Arti kata, ejaan, dan contoh penggunaan kata "deregulasi" menurut Kamus Besar Bahasa Indonesia (KBBI).

deregulasi

de·re·gu·la·si /dérégulasi/ n Ek kegiatan atau proses menghapuskan pembatasan dan peraturan: dl bidang ekspor telah diadakan --

Bantuan Penjelasan Simbol
a Adjektiva, Merupakan Bentuk Kata Sifat
v Verba, Merupakan Bentuk Kata Kerja
n Merupakan Bentuk Kata benda
ki Merupakan Bentuk Kata kiasan
pron kata yang meliputi kata ganti, kata tunjuk, atau kata tanya
cak Bentuk kata percakapan (tidak baku)
ark Arkais, Bentuk kata yang tidak lazim digunakan
adv Adverbia, kata yang menjelaskan verba, adjektiva, adverbia lain
-- Pengganti kata "deregulasi"

📝 Contoh Penggunaan kata "deregulasi" dalam Kalimat

1.Pemerintah melakukan deregulasi untuk meningkatkan kemudahan berusaha.
2.deregulasi di bidang ekonomi telah membawa dampak positif bagi pertumbuhan industri.
3.Dalam konteks sehari-hari, deregulasi dapat berarti lebih fleksibel dalam mengatur jadwal.
4.Penghapusan regulasi dalam bidang perdagangan telah meningkatkan kemampuan negara untuk bersaing.
5.deregulasi di bidang pendidikan dapat memberikan kebebasan bagi institusi pendidikan untuk menentukan kurikulum.

📚 Artikel terkait kata "deregulasi"

Mengenal Kata 'deregulasi' - Inspirasi dan Motivasi

Mengenal Kata "Deregulasi" - Transformasi Ekonomi dan Masyarakat

Deregulasi adalah istilah yang mulai berkembang pada akhir abad ke-20, yang merujuk pada proses penghapusan pembatasan dan peraturan dalam berbagai bidang, seperti ekonomi, politik, dan sosial.
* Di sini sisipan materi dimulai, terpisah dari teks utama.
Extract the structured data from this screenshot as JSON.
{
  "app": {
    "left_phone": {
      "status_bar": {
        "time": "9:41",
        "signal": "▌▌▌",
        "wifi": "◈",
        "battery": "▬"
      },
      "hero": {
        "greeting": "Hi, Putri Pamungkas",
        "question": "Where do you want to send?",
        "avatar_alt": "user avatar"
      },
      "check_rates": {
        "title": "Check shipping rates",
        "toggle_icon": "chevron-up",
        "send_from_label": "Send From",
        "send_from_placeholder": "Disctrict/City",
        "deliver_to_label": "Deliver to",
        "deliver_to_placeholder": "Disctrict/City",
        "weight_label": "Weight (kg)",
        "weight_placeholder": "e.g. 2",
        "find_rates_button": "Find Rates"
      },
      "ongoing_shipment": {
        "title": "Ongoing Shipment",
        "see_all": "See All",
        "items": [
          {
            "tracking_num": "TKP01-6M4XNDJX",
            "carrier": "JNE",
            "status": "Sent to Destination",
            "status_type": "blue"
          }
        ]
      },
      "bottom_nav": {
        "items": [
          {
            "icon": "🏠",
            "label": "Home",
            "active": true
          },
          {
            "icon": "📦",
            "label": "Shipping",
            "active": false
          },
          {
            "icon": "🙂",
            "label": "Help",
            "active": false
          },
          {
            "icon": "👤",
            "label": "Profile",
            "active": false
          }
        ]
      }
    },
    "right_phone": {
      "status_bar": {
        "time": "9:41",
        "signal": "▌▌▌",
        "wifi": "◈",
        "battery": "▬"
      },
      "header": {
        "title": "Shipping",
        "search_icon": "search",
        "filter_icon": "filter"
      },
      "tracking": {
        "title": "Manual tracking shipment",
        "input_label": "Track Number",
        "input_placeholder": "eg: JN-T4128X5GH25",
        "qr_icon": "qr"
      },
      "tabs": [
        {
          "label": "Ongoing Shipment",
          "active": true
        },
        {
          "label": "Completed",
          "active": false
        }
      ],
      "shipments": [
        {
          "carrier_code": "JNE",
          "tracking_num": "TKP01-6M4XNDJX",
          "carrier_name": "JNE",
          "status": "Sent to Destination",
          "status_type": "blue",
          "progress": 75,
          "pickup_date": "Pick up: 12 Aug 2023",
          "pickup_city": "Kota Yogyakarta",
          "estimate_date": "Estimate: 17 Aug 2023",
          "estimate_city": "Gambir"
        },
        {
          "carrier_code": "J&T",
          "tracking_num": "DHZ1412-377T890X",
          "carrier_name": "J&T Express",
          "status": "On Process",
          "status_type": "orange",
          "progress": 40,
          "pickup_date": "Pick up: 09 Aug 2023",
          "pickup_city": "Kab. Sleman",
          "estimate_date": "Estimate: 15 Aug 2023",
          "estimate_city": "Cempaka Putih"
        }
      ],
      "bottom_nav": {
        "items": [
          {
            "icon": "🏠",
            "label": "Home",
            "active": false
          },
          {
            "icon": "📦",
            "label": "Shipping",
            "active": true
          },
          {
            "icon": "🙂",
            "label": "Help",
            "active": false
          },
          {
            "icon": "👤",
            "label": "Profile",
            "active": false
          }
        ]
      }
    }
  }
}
Dalam konteks ekonomi, deregulasi berarti menghilangkan pembatasan dan peraturan yang membatasi kegiatan bisnis dan industri, sehingga memungkinkan lebih banyak fleksibilitas dan inovasi. Dalam beberapa dekade terakhir, deregulasi telah menjadi fenomena global, dengan banyak negara melakukan transformasi ekonomi dan politik untuk meningkatkan daya saing dan pertumbuhan ekonomi. Dalam prakteknya, deregulasi dapat dilihat dalam berbagai bidang. Contohnya, dalam bidang ekspor, pemerintah dapat menghapuskan pembatasan impor barang-barang tertentu atau mengurangi biaya ekspor untuk meningkatkan daya saing nasional. Contoh lainnya, dalam bidang perbankan, pemerintah dapat menghapuskan pembatasan jumlah pinjaman yang dapat diberikan oleh perbankan untuk meningkatkan akses keuangan bagi masyarakat. Deregulasi juga dapat dilihat dalam bidang industri, seperti penghapusan pembatasan jumlah perusahaan yang dapat beroperasi dalam bidang tertentu. Deregulasi memiliki dampak yang signifikan pada kehidupan sehari-hari dan budaya Indonesia modern. Dalam beberapa dekade terakhir, Indonesia telah melakukan deregulasi dalam berbagai bidang, seperti ekonomi, politik, dan sosial. Deregulasi telah membantu meningkatkan daya saing dan pertumbuhan ekonomi nasional, serta meningkatkan akses keuangan bagi masyarakat. Namun, deregulasi juga dapat memiliki dampak negatif, seperti meningkatkan kemiskinan dan ketimpangan sosial. Oleh karena itu, perlu adanya perencanaan dan pengawasan yang efektif untuk menghindari dampak negatif dari deregulasi. Dengan demikian, deregulasi dapat menjadi alat yang efektif untuk meningkatkan kemajuan dan kesejahteraan masyarakat.